Structure-Preserving Machine Learning of Dynamical Systems: A Case for Smaller Models

ICLR 2026 Conference Submission17244 Authors

19 Sept 2025 (modified: 08 Oct 2025)ICLR 2026 Conference SubmissionEveryoneRevisionsBibTeXCC BY 4.0
Keywords: generalization, dynamical systems, non-Euclidean geometry, structure-preservation, small models, scientific machine learning
TL;DR: In this paper, we demonstrate that learning dynamical systems on structure-rich manifolds reduces reliance on model-size resulting in more stable roll-out generalization across varying initial conditions.
Abstract: Dynamical systems naturally evolve on structure-rich manifolds, yet naive machine learning models learn dynamics in flat Euclidean embeddings. This mismatch forces models to implicitly learn geometric constraints, resulting in data-intensive training and limited generalization across operating conditions. In this work, we demonstrate how leveraging geometry-informed inductive biases reduces the dependency on larger models to achieve robust generalisation. We investigate a dissipative and a conservative system as use-cases. In the dissipative case, we identify a 2-dimensional heat transfer system using a linear state-space formulation where the state operator is constrained to be symmetric positive definite via Riemannian optimization.
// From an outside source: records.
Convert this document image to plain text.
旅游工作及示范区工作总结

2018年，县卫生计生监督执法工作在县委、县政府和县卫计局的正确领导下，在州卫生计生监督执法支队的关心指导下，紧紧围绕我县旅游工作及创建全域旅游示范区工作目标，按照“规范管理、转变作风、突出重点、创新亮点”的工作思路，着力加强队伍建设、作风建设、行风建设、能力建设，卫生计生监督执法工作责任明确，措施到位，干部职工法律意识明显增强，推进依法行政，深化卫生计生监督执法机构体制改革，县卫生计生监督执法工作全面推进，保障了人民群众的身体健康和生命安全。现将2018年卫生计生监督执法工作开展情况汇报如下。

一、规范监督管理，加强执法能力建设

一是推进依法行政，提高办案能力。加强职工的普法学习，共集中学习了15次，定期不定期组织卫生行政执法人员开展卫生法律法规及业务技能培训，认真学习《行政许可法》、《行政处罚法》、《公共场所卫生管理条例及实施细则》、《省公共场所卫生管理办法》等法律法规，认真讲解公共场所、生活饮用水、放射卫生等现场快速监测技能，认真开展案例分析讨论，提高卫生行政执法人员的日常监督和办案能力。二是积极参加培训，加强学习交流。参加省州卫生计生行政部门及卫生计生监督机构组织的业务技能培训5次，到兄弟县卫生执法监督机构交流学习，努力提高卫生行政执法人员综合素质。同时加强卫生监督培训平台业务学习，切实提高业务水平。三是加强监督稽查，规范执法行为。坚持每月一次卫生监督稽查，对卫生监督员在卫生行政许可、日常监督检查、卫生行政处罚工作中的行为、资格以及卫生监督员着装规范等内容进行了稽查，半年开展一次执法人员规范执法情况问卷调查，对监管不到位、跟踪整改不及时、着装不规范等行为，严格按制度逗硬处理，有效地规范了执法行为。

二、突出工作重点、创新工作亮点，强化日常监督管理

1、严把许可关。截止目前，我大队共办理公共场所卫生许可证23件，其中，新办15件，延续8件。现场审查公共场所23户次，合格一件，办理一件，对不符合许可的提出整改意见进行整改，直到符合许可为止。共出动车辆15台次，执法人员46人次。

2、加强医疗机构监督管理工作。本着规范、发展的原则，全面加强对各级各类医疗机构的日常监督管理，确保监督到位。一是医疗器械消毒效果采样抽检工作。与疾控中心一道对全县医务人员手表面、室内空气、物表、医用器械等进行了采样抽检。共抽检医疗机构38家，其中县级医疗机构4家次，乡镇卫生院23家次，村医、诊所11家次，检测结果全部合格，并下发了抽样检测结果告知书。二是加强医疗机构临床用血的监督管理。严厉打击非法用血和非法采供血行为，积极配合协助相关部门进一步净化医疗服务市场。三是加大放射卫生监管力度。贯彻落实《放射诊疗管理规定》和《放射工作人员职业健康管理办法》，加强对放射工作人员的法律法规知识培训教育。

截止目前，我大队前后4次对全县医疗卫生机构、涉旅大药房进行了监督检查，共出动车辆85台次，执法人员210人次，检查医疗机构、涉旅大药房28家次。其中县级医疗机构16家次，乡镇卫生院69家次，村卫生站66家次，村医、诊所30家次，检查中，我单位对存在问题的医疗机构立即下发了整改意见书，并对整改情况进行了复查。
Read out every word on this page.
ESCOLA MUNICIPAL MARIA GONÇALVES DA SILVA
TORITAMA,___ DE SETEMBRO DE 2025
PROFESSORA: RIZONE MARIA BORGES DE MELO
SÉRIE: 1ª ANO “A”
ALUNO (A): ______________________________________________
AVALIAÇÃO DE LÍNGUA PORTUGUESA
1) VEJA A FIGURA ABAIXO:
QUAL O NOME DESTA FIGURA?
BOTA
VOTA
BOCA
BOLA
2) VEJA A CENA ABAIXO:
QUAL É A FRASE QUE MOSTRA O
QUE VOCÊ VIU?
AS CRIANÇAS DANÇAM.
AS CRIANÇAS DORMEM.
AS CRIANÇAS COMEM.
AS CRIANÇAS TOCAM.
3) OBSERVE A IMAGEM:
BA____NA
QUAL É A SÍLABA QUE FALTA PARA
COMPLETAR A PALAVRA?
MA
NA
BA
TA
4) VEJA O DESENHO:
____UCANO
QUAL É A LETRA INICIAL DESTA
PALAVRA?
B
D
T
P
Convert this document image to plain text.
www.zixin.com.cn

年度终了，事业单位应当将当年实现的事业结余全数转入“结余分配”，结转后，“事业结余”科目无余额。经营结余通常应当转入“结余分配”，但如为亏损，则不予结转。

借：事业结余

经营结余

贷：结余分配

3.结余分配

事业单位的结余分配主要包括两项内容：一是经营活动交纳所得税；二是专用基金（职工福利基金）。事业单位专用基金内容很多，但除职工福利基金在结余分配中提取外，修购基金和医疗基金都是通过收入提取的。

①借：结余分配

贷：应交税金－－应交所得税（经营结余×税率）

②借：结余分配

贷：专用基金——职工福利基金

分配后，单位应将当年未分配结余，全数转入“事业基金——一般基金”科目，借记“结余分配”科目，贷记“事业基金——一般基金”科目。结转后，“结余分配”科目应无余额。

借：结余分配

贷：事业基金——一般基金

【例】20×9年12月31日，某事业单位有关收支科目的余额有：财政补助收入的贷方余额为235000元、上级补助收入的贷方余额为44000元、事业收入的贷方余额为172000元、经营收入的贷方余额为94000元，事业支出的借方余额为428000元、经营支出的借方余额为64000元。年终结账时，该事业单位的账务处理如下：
In the conservative case, we model an 18-dimensional Fermi-Pasta-Ulam-Tsingou (FPUT) system on its native symplectic manifold using a symplectic Hamiltonian neural network (SHNN). In the latter case we reveal how structurally-naive models suffer from energy drift when referenced against the true energy surface leading to fragile roll-out generalization, unlike SHNNs which conserve phase-space volume along the correct energy level.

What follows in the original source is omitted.